Why PostgreSQL major version upgrades are hard
Upgrades between PostgreSQL major versions are famously annoying. You can’t just install the server binaries and restart, because the format of the data directory is incompatible.
Why is that? Why can’t we just keep the data format compatible?
Perhaps surprisingly, the data format is actually mostly compatible, but not completely. There are just a few things missing that are very hard to solve.
Let’s look at the possible upgrading procedures:
- pg_upgrade
- dump and restore using pg_dumpall
- logical replication to a new instance
2 and 3 are essentially the same idea: Build a new instance and transport the data between the instances in a higher-level, compatible format.
pg_upgrade is more interesting. What pg_upgrade does is:
-
Take a dump (using pg_dump) of the schema of the old database, and restore that to the new database. (Actually separately for each database in the instance, and in combination with pg_dumpall, but that’s not important here.)
-
Copy the data files directly from the old instance to the new instance.
So the data files, which contain the table and index data, are actually compatible between major versions. They have been for a long time, ever since pg_upgrade was introduced.
How that is managed depends on what is in those files. For example, btree has a straightforward versioning mechanism:
#define BTREE_VERSION 4 /* current version number */
#define BTREE_MIN_VERSION 2 /* minimum supported version */
heap is more complicated, it just has to maintain compatibility with whatever old versions might have stored. But in any case, this works.

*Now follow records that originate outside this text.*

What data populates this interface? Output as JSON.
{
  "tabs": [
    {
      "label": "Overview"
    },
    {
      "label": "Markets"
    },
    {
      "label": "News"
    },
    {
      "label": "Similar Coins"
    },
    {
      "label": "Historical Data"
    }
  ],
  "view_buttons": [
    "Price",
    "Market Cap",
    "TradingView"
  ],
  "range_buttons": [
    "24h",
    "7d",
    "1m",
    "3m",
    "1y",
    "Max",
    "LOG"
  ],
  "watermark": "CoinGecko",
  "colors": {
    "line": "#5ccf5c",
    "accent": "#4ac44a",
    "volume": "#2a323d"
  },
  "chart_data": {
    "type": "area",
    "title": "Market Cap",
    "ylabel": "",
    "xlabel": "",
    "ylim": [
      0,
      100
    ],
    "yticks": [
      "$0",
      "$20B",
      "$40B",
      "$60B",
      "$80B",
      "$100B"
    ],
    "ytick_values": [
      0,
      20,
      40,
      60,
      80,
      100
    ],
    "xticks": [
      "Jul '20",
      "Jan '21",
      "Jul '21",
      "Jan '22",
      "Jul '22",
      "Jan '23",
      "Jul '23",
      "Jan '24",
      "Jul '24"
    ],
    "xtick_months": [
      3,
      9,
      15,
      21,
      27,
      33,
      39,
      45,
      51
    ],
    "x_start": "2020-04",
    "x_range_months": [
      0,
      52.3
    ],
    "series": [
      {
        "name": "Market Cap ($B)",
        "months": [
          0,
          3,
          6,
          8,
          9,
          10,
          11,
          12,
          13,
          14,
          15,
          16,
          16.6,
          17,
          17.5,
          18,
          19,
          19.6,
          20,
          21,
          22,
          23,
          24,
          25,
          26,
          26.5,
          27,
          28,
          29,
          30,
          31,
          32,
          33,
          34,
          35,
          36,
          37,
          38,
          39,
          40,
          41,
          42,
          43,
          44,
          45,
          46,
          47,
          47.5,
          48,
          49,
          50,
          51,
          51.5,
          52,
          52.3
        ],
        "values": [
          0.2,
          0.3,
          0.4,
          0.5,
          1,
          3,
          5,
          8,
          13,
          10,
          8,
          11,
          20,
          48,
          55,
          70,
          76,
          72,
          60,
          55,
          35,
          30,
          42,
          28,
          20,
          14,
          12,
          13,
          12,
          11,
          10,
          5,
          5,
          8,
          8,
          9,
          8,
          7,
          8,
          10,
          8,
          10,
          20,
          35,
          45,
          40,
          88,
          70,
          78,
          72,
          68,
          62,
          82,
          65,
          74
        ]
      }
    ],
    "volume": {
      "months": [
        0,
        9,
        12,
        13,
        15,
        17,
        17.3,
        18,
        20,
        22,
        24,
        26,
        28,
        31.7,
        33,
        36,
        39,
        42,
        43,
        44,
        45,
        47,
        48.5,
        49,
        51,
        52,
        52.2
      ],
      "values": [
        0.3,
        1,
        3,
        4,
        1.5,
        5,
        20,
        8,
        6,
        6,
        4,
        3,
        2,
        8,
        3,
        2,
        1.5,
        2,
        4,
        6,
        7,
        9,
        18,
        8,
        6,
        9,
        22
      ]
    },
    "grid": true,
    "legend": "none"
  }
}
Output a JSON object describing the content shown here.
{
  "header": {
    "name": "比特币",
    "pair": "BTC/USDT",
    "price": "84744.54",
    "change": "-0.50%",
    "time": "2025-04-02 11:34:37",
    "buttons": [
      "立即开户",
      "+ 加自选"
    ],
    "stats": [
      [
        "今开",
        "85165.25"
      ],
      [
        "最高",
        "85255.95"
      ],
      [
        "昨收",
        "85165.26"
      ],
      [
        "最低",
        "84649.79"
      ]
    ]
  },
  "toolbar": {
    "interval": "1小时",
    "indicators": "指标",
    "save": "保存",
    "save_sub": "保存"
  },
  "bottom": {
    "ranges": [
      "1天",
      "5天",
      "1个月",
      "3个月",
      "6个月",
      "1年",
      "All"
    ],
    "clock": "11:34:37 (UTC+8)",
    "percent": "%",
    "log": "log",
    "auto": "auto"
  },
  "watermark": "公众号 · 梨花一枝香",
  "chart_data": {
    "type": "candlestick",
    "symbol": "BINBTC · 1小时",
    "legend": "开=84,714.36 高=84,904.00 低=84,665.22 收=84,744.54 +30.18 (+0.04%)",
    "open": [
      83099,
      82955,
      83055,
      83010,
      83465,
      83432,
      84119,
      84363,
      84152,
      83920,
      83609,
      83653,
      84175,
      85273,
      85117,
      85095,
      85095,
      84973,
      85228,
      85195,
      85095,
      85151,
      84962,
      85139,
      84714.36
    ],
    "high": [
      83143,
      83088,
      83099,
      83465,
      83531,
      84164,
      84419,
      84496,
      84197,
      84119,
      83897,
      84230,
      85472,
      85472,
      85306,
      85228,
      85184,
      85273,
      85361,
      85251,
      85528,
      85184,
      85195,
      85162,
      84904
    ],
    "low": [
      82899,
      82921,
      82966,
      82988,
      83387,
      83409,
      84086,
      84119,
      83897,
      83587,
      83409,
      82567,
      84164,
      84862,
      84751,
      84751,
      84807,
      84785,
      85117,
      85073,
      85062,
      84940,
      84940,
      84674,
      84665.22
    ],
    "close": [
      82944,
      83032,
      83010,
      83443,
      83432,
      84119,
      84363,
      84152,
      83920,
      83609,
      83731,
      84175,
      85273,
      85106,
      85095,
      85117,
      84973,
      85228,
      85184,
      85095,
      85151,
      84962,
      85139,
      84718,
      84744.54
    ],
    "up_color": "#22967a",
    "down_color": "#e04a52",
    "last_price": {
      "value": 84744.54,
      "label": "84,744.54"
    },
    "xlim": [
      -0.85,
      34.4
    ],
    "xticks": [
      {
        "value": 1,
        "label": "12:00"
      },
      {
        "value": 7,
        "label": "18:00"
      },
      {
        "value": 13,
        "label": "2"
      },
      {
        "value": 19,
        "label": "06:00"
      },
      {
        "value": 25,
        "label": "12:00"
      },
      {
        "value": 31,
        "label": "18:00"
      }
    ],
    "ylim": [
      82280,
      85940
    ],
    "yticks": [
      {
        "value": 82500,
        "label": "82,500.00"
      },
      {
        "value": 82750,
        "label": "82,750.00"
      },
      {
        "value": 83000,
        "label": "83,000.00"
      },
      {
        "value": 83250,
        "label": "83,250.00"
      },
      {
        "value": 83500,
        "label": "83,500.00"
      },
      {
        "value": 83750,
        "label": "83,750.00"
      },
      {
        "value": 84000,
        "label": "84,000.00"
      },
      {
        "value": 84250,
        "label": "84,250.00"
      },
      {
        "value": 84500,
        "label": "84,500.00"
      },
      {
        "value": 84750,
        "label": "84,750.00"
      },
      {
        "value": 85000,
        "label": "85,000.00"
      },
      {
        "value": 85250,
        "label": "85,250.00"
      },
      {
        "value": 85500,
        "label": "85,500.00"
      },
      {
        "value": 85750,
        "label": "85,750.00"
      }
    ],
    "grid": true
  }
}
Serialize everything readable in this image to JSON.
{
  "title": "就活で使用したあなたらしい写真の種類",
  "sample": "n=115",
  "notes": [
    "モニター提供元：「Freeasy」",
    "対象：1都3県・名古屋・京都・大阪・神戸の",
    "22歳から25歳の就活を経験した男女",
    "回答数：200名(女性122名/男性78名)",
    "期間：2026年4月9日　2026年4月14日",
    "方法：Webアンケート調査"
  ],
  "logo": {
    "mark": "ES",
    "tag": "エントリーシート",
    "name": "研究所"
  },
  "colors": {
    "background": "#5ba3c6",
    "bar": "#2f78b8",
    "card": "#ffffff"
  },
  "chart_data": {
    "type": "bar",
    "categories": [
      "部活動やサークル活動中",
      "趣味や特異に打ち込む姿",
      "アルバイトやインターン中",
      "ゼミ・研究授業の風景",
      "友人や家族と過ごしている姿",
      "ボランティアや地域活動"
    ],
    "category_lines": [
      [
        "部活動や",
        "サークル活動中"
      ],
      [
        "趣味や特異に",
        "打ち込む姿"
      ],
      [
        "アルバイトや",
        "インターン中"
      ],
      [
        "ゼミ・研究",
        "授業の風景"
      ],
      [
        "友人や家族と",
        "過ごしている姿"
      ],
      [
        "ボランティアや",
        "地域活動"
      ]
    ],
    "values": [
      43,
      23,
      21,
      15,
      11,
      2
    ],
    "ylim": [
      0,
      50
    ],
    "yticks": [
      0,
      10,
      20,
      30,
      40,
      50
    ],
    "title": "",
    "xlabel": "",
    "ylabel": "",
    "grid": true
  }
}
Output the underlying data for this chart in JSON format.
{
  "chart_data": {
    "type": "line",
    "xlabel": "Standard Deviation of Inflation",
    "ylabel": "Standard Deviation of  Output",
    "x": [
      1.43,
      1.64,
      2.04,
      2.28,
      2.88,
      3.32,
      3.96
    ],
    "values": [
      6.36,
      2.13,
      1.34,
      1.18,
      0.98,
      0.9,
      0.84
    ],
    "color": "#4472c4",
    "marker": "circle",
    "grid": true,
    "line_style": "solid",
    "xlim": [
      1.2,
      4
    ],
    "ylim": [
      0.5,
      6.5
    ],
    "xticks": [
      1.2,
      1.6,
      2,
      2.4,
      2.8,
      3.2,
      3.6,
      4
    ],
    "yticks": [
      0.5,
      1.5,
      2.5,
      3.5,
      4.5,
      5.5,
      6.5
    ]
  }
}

What’s not compatible is the way the schema (the data definitions, the metadata for tables etc.) is stored. This is what pg_upgrade has to deal with.
So then why is the schema storage incompatible between major versions?
The schema data of a PostgreSQL database is stored in so-called
system catalogs,
which are themselves just tables. For bootstrapping reasons, and also
some efficiency reasons, the structure of these system catalogs is
hardcoded in the server. For example, when the system wants to know
the name of a column, it loads the pg_attribute
row, and it knows at
what offset the attname
field with the column name begins. This has
to be hardcoded, because, well, you can’t query pg_attribute
to find
out information about pg_attribute
.
Whenever a new feature is implemented that needs to store some
information in the system catalogs, this hardcoded knowledge becomes
incorrect. For example, in PostgreSQL 17, subscriptions got a new
failover
flag.
This failover flag needs to be stored somewhere. It is stored in the
subfailover
field of the
pg_subscription
catalog. Because of that, the hardcoded size of the pg_subscription
rows changes, and the offset of some fields after the new
subfailover
field changes. (For additional complicated reasons, you
can’t just add all new fields to the end.)
There would appear to be an obvious solution for this: The server source code just has to have conditional code for old catalog layouts. But this code is very widespread, a rough estimate shows more than a thousand instances. So making this happen would be a massive effort and require significant ongoing maintenance. So I think before this could happen, some new ideas would be required for how to first refactor some of that.
The other problem is that this still wouldn’t provide a way to upgrade the system catalogs to the new layout. If you upgraded to PostgreSQL 17 and wanted to create a failover subscription, you couldn’t, because the catalogs would still be in the old format. And then you would still need to upgrade those somehow, and you’d need tooling to manage all of that.
Now, in a different world, the system catalogs would have been designed differently, with compatibility and upgradability in mind. This idea that system catalogs are normal tables is perhaps an original Berkeley Postgres idea. And it’s really nice, because it gives you some useful features, especially transactional DDL with relatively little additional effort. But it does make the format harder to upgrade.
So I tend to think that that’s the trade-off of these historical architectural decisions: easy upgrades or easy transactional DDL.
To be clear, this is not the only barrier to effortless upgrades. But I think it’s the most significant one. Another one is that the serialization format of the internal data structures that record for example stored views or stored default expressions in the system catalogs is not managed for compatibility across major versions. Because there has been no need to so far. But I think I solution could be found for that. There are a number of things like that, things we haven’t even thought about very hard, because there hasn’t been a need. For example, the format of the write-ahead log (WAL) is incompatible between major versions. Because pg_upgrade and none of the other upgrade procedures preserve the WAL, this is not a problem. I’m just mentioning it here to indicate that there are other, less explored issues if the ones we know about are addressed.